Sous une impulsion mauvaise, toutes leurs passions se déchainent. Abandonnés
à leurs propres instincts, ils sont tranquilles, calmes, doux et généreux. Nous
ne nous sommes pas trompés ; nous en avons pour garants la pureté d'intention
qu'inspire l'amour de son pays, l'absence de toute passion, le désir de voir
la patrie tranquille ; et vous, qui ambitionnez sans doute la gloire bien
précieuse d'avoir ramené l'ordre et la confiance avec la justice, avancez
dans votre mission d'un pas ferme, de manière à être maudits et calomniés par
les méchants, plus que personne autre du département. C'est là, messieurs, le
vœu le plus heureux que puisse accepter le magistrat intrépide. Pour
tous les officiers du bataillon qui ont signé l'original, BONAPARTE. Donné le 19 avril 1792, pour copie de l'original. |
[1]
Après avoir vu ses espérances trahies par les Anglais qui s'étaient emparés de
la Corse, Paoli fut forcé d'accepter l'asile qu'on lui offrait à Londres, pour
éviter la guerre civile dans son pays. Mais lorsqu'il apprenait les victoires
du général, du consul Bonaparte, il s'en réjouissait publiquement. Son
patriotisme l'emportait sur toute autre considération. Hélas ! la mort les a
frappés tous les deux sur une terre étrangère, et leur patrie, qu'ils ont tant
aimée, tant honorée, n'a pas encore réclamé leurs cendres ! (30 juillet 1831).
[2]
Toute la famille était accourue et fondait en larmes.
[3]
Aujourd'hui madame Rocca.
[4]
La copie, de laquelle j'ai tiré ce mémoire, se trouve entre les mains de M.

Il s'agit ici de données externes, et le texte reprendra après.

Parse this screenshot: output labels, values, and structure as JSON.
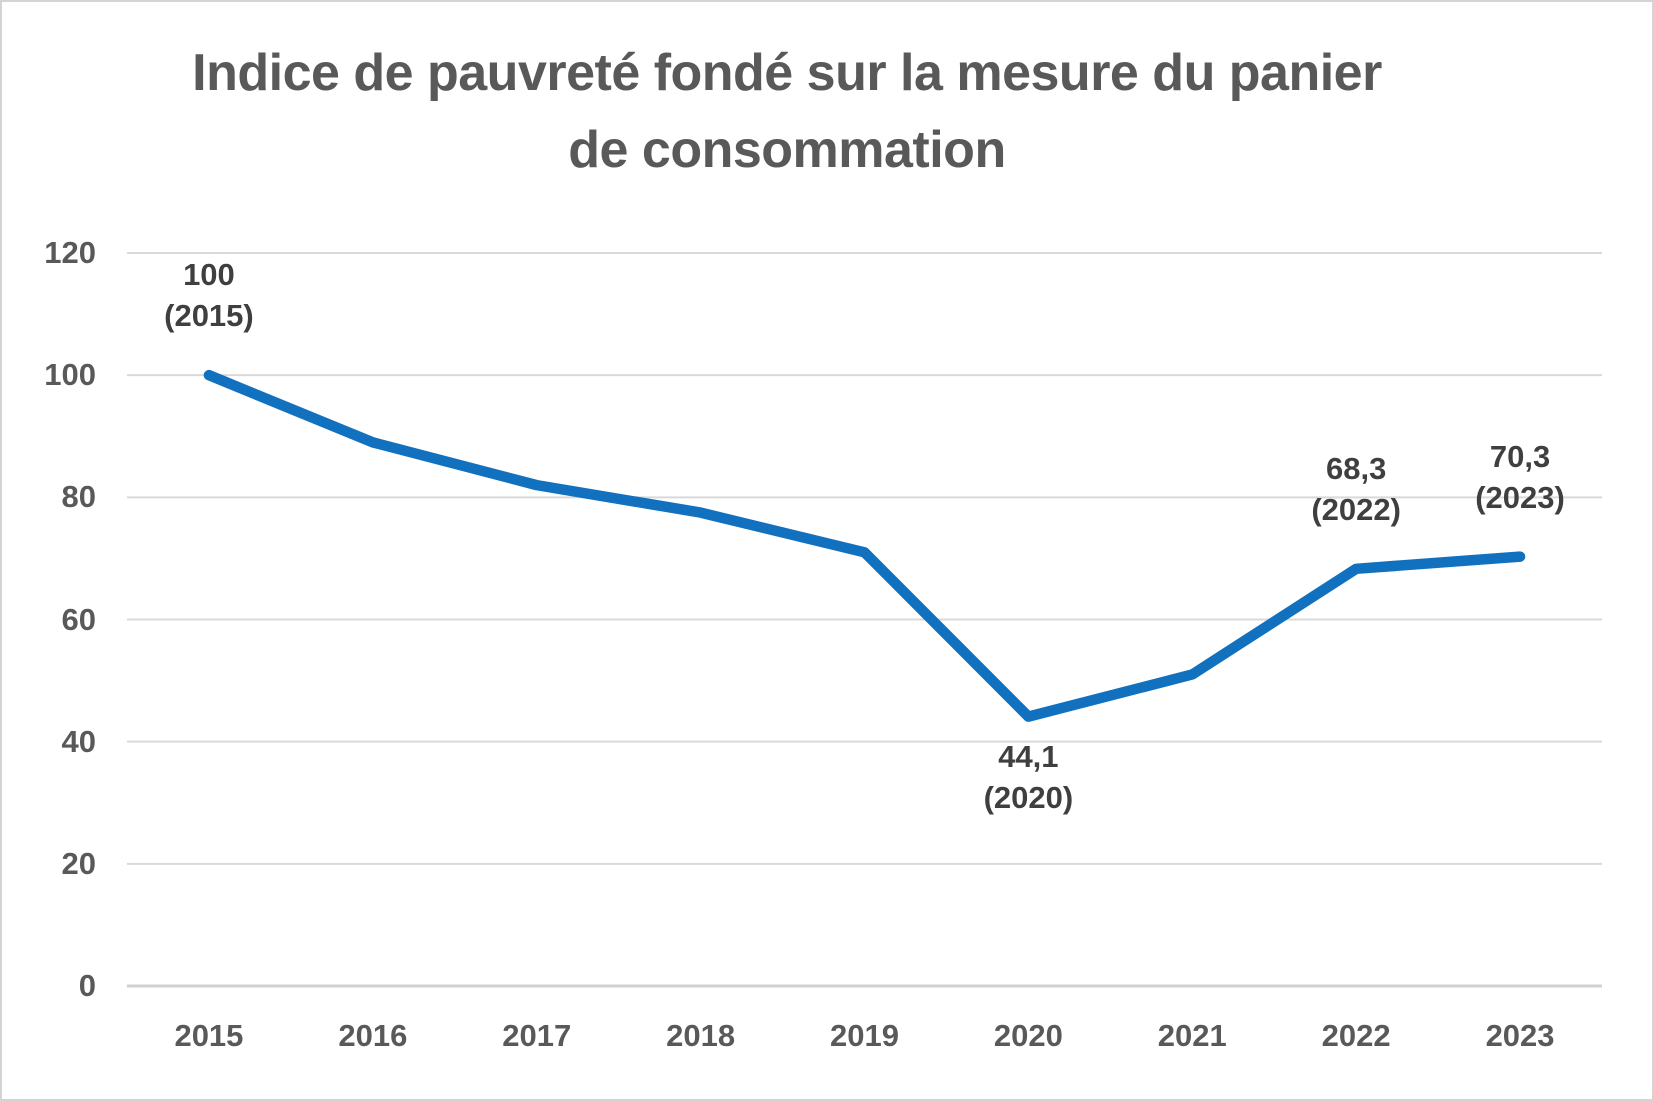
{
  "page": {
    "background": "#ffffff",
    "frame_border_color": "#d6d3d0"
  },
  "chart_data": {
    "type": "line",
    "title": "Indice de pauvreté fondé sur la mesure du panier de consommation",
    "title_lines": [
      "Indice de pauvreté fondé sur la mesure du panier",
      "de consommation"
    ],
    "categories": [
      "2015",
      "2016",
      "2017",
      "2018",
      "2019",
      "2020",
      "2021",
      "2022",
      "2023"
    ],
    "series": [
      {
        "name": "",
        "values": [
          100,
          89,
          82,
          77.5,
          71,
          44.1,
          51,
          68.3,
          70.3
        ]
      }
    ],
    "xlabel": "",
    "ylabel": "",
    "ylim": [
      0,
      120
    ],
    "yticks": [
      0,
      20,
      40,
      60,
      80,
      100,
      120
    ],
    "grid": true,
    "legend": "none",
    "colors": {
      "line": "#1271be",
      "title_text": "#595959",
      "axis_text": "#595959",
      "data_label_text": "#3f3f3f",
      "gridline": "#d9d9d9",
      "axis_line": "#d0d0d0"
    },
    "data_labels": [
      {
        "category": "2015",
        "value_text": "100",
        "year_text": "(2015)",
        "position": "above"
      },
      {
        "category": "2020",
        "value_text": "44,1",
        "year_text": "(2020)",
        "position": "below"
      },
      {
        "category": "2022",
        "value_text": "68,3",
        "year_text": "(2022)",
        "position": "above"
      },
      {
        "category": "2023",
        "value_text": "70,3",
        "year_text": "(2023)",
        "position": "above"
      }
    ]
  }
}
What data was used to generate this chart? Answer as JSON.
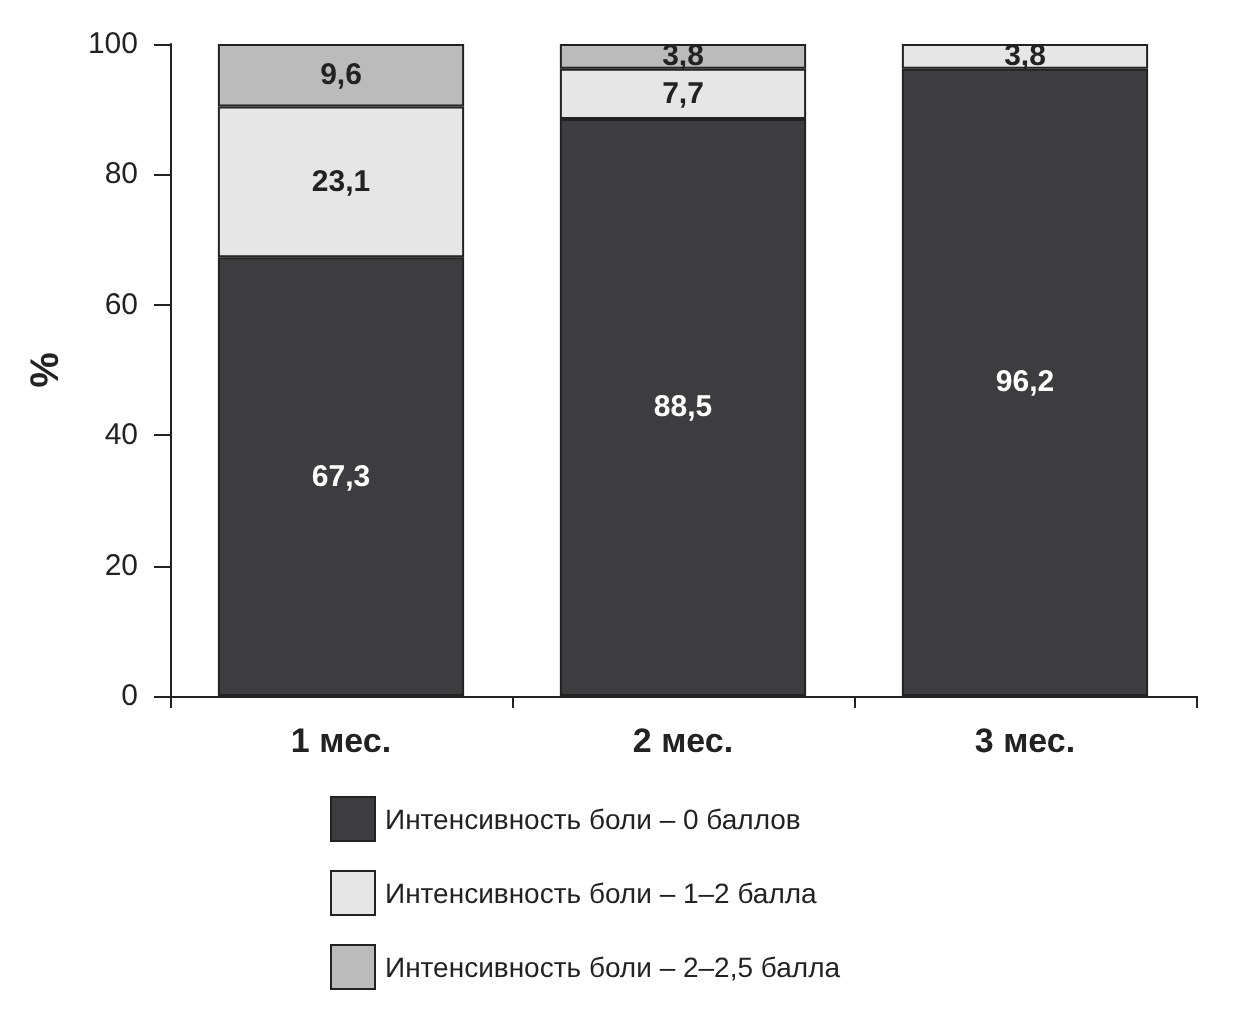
{
  "chart_data": {
    "type": "bar",
    "stacked": true,
    "ylabel": "%",
    "categories": [
      "1 мес.",
      "2 мес.",
      "3 мес."
    ],
    "series": [
      {
        "name": "Интенсивность боли – 0 баллов",
        "color": "#3d3d3f",
        "values": [
          67.3,
          88.5,
          96.2
        ],
        "value_labels": [
          "67,3",
          "88,5",
          "96,2"
        ]
      },
      {
        "name": "Интенсивность боли – 1–2 балла",
        "color": "#e6e6e6",
        "values": [
          23.1,
          7.7,
          3.8
        ],
        "value_labels": [
          "23,1",
          "7,7",
          "3,8"
        ]
      },
      {
        "name": "Интенсивность боли – 2–2,5 балла",
        "color": "#bbbbbb",
        "values": [
          9.6,
          3.8,
          null
        ],
        "value_labels": [
          "9,6",
          "3,8",
          null
        ]
      }
    ],
    "ylim": [
      0,
      100
    ],
    "yticks": [
      0,
      20,
      40,
      60,
      80,
      100
    ],
    "grid": false,
    "legend": "bottom"
  }
}
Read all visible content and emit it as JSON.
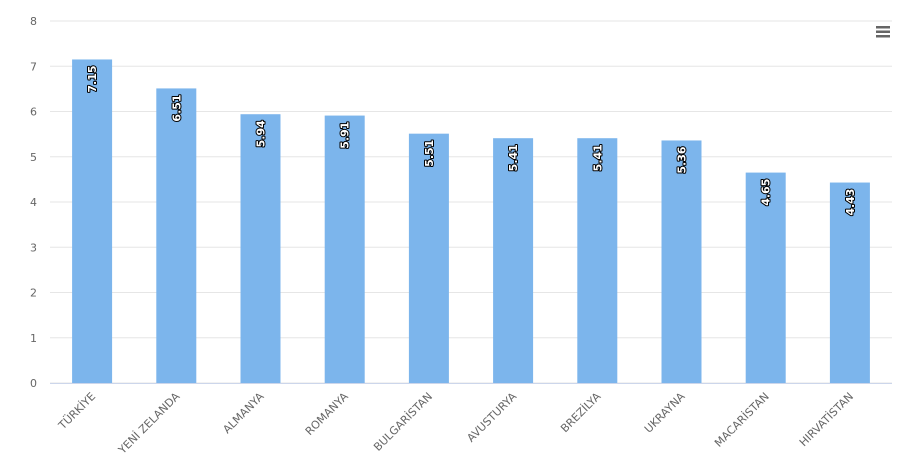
{
  "chart_data": {
    "type": "bar",
    "categories": [
      "TÜRKİYE",
      "YENİ ZELANDA",
      "ALMANYA",
      "ROMANYA",
      "BULGARİSTAN",
      "AVUSTURYA",
      "BREZİLYA",
      "UKRAYNA",
      "MACARİSTAN",
      "HIRVATİSTAN"
    ],
    "values": [
      7.15,
      6.51,
      5.94,
      5.91,
      5.51,
      5.41,
      5.41,
      5.36,
      4.65,
      4.43
    ],
    "color": "#7cb5ec",
    "ylim": [
      0,
      8
    ],
    "yticks": [
      0,
      1,
      2,
      3,
      4,
      5,
      6,
      7,
      8
    ],
    "grid": true
  }
}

Baciocchi-Adorno, ex-conseiller de préfecture à Ajaccio et porte le titre
suivant : Mémoire fait par les chefs du bataillon d'Ajaccio et présenté au
Ministre et à l'Assemblée législative par Bonaparte, lieutenant-colonel en
second au dit bataillon. (Extrait de l'original, ce 17 septembre
1792, l'an de l'anarchie et de la licence). Elle parait avoir été transcrite de
l'un des originaux déposés aux archives du Ministère de la guerre et de
l'Assemblée législative.
[5]
Peretti d'Olmeto, qui couvrit plusieurs fois Napoléon de son corps, et dont le
courage et la bravoure intimidaient les résultats.